The decline in transaction activity and transaction value on the Internet can be explained by a decline in overall enthusiasm, because investors who bought at the April and May highs must now decide whether to sell at a loss to avoid the possibility of further decline or hold , I hope the market will improve eventually.
China’s crackdown triggers panic
Another major source of the market downturn that has been going on for several weeks is China’s crackdown on the country’s cryptocurrency mining business. This caused the record hash rate to drop significantly to the level of September 2020.
Although the closure of a large number of mines in China and the resulting decline in computing power are a negative development in the short term, Delphi Digital’s position is that “from a medium to long-term perspective, this should be healthy for Bitcoin” network, because Hash rate concentration risk is significantly reduced. “
Delphi Digital stated that since China began cracking down on mining, the concentration of hash rates in Chinese mining pools has been declining, which has allowed smaller mining pools to “increased their share from 30.81% to 37.96% in the past 30 days.”

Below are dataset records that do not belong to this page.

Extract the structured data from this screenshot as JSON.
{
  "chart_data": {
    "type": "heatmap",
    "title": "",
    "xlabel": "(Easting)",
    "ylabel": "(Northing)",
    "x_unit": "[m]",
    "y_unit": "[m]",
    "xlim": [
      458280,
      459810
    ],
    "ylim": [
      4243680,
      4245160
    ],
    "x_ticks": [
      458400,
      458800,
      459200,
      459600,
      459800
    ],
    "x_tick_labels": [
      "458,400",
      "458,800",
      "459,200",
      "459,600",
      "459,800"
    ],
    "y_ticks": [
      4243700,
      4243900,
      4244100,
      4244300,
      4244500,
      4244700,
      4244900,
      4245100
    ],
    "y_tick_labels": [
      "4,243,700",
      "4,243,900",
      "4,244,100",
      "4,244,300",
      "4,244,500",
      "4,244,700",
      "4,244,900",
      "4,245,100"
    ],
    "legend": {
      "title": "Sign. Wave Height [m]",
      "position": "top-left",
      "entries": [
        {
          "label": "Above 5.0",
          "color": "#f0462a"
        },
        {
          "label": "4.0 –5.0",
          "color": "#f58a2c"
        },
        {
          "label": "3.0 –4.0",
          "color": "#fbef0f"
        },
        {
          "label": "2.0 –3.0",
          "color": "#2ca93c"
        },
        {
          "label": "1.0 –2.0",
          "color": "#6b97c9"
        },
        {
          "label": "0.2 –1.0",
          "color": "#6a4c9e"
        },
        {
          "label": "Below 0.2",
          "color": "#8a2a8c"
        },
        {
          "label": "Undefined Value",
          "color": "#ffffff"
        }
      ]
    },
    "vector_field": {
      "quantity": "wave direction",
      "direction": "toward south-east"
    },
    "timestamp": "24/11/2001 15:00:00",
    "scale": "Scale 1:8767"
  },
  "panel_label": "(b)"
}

In addition to suppressing mining, China also reiterated that banks should not support cryptocurrency-focused off-exchange businesses, which led to “Chinese miners and investors panic”, resulting in a sharp drop in the supply of BTC stored in miner addresses.
Since China is unlikely to change its current course of action on cryptocurrencies in the short term, investor uncertainty and volatile price actions may continue in the short term.